Avete avviato un'interlocuzione con la Regione?
«Abbiamo incontrato il neoassessore Caleca dopo il suo insediamento. Notiamo che adesso c'è una volontà politica di riorganizzare i consorzi di bonifica. È stato chiesto al mondo agricolo di mettere mano alla gestione di questi consorzi ma noi come organizzazioni non possiamo assentire se prima non vengono risolte le criticità dei consorzi, cioè l'esubero di personale e l'indebitamento stratosferico. Quindi, prima la politica deve riuscire a risanare queste strutte che sono utili al mondo agricolo ma non così zavorrate. Dopo di che noi agricoltori ci assumeremo la responsabilità di gestirle. Però, non possiamo pagare i danni pluriennali che sono stati fatti da una politica che ha pensato solo a creare prebende e privilegi».
Ma non è l'unico provvedimento che l'assessore all'Agricoltura intende intraprendere…
«Noi riteniamo che la riforma proposta da Caleca di accorpare i vari enti regionali sia un buon segnale anche se abbiamo notato che tra gli enti in questione non è citata l'Arsea, che sarebbe l'organismo regionale pagatore che è stato messo in piedi ormai da qualche anno ma che non è mai stato operativo. Neppure il mondo agricolo sente la necessità di una sua operatività, perché già c'è un organismo pagatore nazionale che, nonostante le sue inefficienze, ha più chance di dare un servizio agli agricoltori rispetto a un organismo locale».
Quali emergenze avete chiesto a Caleca di fronteggiare da subito?

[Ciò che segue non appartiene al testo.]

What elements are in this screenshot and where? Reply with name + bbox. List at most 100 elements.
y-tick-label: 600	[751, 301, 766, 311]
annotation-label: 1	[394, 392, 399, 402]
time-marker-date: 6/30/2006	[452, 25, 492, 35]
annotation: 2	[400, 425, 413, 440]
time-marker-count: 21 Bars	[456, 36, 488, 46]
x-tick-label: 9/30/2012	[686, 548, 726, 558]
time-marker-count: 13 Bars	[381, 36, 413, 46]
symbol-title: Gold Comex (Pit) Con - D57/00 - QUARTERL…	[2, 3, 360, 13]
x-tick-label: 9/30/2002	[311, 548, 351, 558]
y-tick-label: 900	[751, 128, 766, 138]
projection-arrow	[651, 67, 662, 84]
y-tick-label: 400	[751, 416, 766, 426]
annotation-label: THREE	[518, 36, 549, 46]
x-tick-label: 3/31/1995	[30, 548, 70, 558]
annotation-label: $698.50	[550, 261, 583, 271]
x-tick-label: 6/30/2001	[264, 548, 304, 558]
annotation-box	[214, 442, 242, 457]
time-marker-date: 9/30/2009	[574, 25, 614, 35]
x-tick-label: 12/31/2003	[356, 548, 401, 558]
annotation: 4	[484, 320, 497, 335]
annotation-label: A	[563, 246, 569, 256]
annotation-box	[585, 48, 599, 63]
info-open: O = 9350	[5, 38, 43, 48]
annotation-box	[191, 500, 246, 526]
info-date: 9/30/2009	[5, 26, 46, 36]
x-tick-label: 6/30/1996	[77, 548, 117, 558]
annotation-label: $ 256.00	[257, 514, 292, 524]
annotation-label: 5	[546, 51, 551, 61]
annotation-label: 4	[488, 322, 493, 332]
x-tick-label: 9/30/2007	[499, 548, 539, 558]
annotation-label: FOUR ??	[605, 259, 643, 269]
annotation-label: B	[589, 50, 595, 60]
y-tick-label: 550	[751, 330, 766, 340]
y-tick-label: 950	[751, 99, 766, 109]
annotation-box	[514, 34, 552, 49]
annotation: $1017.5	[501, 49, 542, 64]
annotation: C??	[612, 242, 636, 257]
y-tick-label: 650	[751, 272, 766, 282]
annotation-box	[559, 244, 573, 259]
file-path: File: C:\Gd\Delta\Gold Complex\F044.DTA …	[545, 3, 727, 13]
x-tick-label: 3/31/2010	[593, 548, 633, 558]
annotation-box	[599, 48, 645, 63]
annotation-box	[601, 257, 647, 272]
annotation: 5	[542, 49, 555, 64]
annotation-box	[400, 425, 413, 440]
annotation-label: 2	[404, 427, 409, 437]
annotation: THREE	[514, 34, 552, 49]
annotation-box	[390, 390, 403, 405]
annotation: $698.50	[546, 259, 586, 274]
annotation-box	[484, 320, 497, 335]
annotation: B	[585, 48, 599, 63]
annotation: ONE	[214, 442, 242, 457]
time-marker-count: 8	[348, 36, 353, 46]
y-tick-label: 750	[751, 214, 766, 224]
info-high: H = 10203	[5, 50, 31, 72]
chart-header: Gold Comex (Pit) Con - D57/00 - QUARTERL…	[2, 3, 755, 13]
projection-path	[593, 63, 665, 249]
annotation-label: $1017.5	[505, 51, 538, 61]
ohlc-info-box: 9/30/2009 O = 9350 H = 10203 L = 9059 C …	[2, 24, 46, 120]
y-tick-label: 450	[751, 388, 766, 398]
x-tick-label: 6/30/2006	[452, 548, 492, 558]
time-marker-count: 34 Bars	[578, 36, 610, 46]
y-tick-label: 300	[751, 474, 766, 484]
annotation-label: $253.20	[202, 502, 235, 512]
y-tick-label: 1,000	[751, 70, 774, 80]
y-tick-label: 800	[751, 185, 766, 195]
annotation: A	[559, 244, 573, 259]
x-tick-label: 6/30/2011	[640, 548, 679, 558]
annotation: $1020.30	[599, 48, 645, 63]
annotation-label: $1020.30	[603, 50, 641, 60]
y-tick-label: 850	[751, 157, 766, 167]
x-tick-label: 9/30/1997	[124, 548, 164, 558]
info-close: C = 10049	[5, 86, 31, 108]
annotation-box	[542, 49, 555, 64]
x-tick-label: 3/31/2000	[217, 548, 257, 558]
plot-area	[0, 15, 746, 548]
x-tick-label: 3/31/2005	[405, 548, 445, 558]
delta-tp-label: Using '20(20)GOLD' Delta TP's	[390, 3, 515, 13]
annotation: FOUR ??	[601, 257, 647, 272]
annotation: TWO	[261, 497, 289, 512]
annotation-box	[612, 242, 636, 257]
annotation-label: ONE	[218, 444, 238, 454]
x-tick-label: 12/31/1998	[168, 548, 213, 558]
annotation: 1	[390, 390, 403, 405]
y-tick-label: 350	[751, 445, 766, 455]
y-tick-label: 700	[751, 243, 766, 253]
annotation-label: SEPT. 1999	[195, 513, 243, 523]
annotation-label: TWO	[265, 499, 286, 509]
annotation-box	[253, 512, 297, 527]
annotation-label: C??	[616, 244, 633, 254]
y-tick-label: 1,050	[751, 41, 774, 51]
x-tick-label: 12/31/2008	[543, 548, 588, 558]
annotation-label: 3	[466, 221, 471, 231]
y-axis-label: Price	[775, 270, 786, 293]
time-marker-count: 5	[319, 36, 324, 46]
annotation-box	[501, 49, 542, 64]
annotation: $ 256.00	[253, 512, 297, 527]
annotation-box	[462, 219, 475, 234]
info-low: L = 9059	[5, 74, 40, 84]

«Un'emergenza recentemente segnalata è quella legata ai danni del gelo nel Siracusano. Il 31 dicembre la forte pioggia e la neve hanno distrutto strutture come serre e capannoni, ma si sono verificati anche ingenti danni alle colture. Per questo già l'assessorato si è attivato nel ricevere le segnalazioni, ma il momento più importante sarà quello in cui si relazionerà al ministero per trovare una declaratoria che va in deroga a quello che prevede la norma sui danni per eventi calamitosi secondo la quale colture e strutture assicurabili non possono essere oggetto di aiuti. È successo però che altre regioni fino al 2013, come Veneto, Emilia, Lombardia, Piemonte, Molise, Toscana, Basilicata, per analoghe calamità hanno ottenuto una deroga e sono riuscite a risarcire i danni dei propri agricoltori. Quindi, non vedo perché essendoci già dei precedenti noi come Sicilia non siamo in grado di fare un'azione a tutela degli interessi dei nostri agricoltori».